Abbiamo portato Augias, abbiamo portato Benni, abbiamo portato Corona, Cipriani, Staino, Odifreddi e molti altri ancora. Spesso contattiamo le loro agenzie, che valutano chi siamo e cosa facciamo, e se ci piacciamo, inizia il gioco dell’incastro delle date, degli impegni della loro fitta agenda. La messa a punto dell’evento che a volte coordina più persone nel palco, a round di telefonate si trova l’accordo migliore. E poi il trasporto, l’hospitality il coordinamento, siamo sempre noi a garantire  logistica e mobilità. Ebbene questo moltiplicatelo per 50 eventi o 90 ospiti, come siamo riusciti a fare in qualche edizione scorsa del festival.
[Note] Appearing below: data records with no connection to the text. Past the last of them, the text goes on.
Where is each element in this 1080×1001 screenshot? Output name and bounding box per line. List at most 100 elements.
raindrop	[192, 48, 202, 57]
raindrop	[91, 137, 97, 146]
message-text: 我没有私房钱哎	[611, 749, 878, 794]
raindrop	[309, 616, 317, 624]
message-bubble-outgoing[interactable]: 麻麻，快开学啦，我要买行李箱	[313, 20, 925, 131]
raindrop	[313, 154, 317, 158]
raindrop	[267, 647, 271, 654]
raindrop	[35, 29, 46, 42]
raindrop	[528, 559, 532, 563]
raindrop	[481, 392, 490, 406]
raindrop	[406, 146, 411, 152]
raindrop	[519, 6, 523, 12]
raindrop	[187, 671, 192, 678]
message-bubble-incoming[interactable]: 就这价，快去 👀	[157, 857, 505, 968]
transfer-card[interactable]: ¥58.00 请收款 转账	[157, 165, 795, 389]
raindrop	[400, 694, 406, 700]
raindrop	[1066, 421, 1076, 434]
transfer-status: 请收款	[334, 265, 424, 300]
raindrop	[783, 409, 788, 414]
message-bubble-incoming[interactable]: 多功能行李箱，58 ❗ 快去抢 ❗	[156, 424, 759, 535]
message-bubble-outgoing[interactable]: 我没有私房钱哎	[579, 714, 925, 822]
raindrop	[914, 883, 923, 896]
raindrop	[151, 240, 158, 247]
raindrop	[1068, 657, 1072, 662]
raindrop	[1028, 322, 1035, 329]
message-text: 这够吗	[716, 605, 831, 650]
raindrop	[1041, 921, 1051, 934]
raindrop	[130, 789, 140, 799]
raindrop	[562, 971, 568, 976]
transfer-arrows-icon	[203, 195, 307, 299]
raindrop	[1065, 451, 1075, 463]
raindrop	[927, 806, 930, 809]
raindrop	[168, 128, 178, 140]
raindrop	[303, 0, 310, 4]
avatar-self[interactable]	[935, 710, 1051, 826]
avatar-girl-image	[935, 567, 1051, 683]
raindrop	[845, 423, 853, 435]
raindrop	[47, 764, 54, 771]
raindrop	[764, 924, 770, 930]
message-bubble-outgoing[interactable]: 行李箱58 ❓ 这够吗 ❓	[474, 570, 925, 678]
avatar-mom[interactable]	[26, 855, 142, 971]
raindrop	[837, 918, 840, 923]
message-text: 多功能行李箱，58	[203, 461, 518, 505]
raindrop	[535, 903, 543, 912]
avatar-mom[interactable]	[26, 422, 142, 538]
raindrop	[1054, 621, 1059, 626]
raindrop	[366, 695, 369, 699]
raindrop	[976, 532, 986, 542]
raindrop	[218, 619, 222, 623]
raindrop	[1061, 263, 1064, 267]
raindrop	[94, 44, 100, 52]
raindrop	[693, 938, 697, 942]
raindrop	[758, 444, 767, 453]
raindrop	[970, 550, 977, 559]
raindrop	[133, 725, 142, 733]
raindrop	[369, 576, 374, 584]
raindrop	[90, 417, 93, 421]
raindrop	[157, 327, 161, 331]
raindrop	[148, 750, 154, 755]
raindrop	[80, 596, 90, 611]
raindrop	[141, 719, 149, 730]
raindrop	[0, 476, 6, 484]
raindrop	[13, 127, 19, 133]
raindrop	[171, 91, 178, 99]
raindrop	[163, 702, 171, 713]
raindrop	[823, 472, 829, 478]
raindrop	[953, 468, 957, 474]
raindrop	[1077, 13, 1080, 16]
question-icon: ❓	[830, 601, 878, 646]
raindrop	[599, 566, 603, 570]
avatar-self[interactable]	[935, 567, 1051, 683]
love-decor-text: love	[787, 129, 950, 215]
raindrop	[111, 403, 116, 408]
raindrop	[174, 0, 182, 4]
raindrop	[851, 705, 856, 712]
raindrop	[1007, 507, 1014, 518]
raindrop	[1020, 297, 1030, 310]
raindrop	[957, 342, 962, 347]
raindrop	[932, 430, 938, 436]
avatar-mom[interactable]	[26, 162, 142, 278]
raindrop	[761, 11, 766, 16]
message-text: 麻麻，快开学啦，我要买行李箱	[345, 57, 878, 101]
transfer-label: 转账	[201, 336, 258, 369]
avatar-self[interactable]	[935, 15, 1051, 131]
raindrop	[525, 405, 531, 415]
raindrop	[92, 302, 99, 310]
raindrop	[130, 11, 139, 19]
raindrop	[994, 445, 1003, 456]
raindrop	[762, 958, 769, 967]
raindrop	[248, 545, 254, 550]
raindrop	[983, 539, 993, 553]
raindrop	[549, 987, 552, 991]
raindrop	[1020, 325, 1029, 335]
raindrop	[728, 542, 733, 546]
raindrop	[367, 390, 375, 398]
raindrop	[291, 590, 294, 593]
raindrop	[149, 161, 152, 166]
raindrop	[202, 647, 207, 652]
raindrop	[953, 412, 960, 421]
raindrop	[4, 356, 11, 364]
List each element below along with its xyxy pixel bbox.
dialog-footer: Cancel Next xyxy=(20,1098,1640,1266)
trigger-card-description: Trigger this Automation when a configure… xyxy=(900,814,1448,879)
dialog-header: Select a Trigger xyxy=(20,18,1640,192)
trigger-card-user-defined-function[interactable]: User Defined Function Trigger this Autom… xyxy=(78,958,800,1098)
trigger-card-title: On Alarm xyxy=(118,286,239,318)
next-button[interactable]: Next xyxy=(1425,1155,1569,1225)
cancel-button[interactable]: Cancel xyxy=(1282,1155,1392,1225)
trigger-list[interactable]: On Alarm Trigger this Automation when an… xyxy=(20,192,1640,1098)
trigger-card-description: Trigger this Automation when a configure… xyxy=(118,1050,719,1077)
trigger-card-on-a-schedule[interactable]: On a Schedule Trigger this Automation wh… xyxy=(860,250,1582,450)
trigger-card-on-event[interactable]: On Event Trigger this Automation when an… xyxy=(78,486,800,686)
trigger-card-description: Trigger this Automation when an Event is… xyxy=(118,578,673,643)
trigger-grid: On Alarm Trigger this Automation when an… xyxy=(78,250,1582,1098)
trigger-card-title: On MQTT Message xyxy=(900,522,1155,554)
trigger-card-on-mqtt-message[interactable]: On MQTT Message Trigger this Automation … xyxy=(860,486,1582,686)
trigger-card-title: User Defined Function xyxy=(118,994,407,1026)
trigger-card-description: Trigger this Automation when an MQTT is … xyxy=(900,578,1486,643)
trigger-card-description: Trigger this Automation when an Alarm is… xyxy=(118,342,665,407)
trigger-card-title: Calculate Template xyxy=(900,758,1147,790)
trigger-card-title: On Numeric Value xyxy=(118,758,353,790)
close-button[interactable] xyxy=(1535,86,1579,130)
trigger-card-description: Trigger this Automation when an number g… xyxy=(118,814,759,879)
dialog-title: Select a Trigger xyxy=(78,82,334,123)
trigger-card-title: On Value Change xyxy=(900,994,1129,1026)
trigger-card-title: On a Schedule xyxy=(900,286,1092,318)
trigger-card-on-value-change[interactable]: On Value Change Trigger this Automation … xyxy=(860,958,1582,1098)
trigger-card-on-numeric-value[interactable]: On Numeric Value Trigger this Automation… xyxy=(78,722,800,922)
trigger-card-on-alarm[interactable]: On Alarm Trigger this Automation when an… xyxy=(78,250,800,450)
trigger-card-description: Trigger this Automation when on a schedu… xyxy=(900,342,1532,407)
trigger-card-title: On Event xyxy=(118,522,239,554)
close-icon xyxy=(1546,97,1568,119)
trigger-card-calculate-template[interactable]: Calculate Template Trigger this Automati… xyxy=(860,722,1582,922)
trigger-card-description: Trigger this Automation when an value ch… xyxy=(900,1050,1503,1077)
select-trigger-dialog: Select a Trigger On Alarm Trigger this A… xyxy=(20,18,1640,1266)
Come comunicare l’evento al meglio, quale messaggio dare che rispecchi sempre l’etica del nostro progetto?

E qual è l’immagine che sposa il tema di quest’anno, chi pensa alla grafica, alla scena, agli allestimenti da sempre il nostro forte, studiati e amati per trasmettere pienezza e accoglienza e non solo densi e nuovi contenuti?

Il tutto deve andare allo stesso passo, un esercito che marcia in sincronia, e vi assicuriamo che farlo richiede allenamento, volontà e fiducia. Chiunque lavori in squadra e concorra ad un organismo articolato, lo sa.

Nonostante gli strumenti tecnologici ci vengano incontro in ogni modo, siamo sempre alla ricerca di incontrarci, se qualcuno perde un passaggio siamo pronti a recuperarlo. Con dedizione e tempo, telefonate mirate che allineano chi ha dovuto rallentare.

Un’impresa che spoglia le fragilità e rafforza gli animi. 

La ricerca degli sponsor è una vera palestra che rassoda e irrobustisce i muscoli mentali di CartaCarbone. Trasmettere il valore di ciò che facciamo a parole, con uno sponsor kit, un archivio di esperienze, dando il numero delle presenze, illustrando la visibilità che siamo in grado di garantire tra sito, social, comunicazione ai media, banner, 10mila flyer che viaggiano per il Veneto, radio e televisione quando ce la facciamo. E soprattutto il valore collettivo di ciò che rappresentiamo spargendo uno strumento che sa essere terapeutico e sa creare benessere, il tutto esposto in quel quarto d’ora di incontro con imprenditori, governatori, benefattori, aziende e banche che credono nel rumore che sa creare la creatività.

E sentirci dire: “Siamo con voi!” è il carburante di questa macchina umana che è CartaCarbone.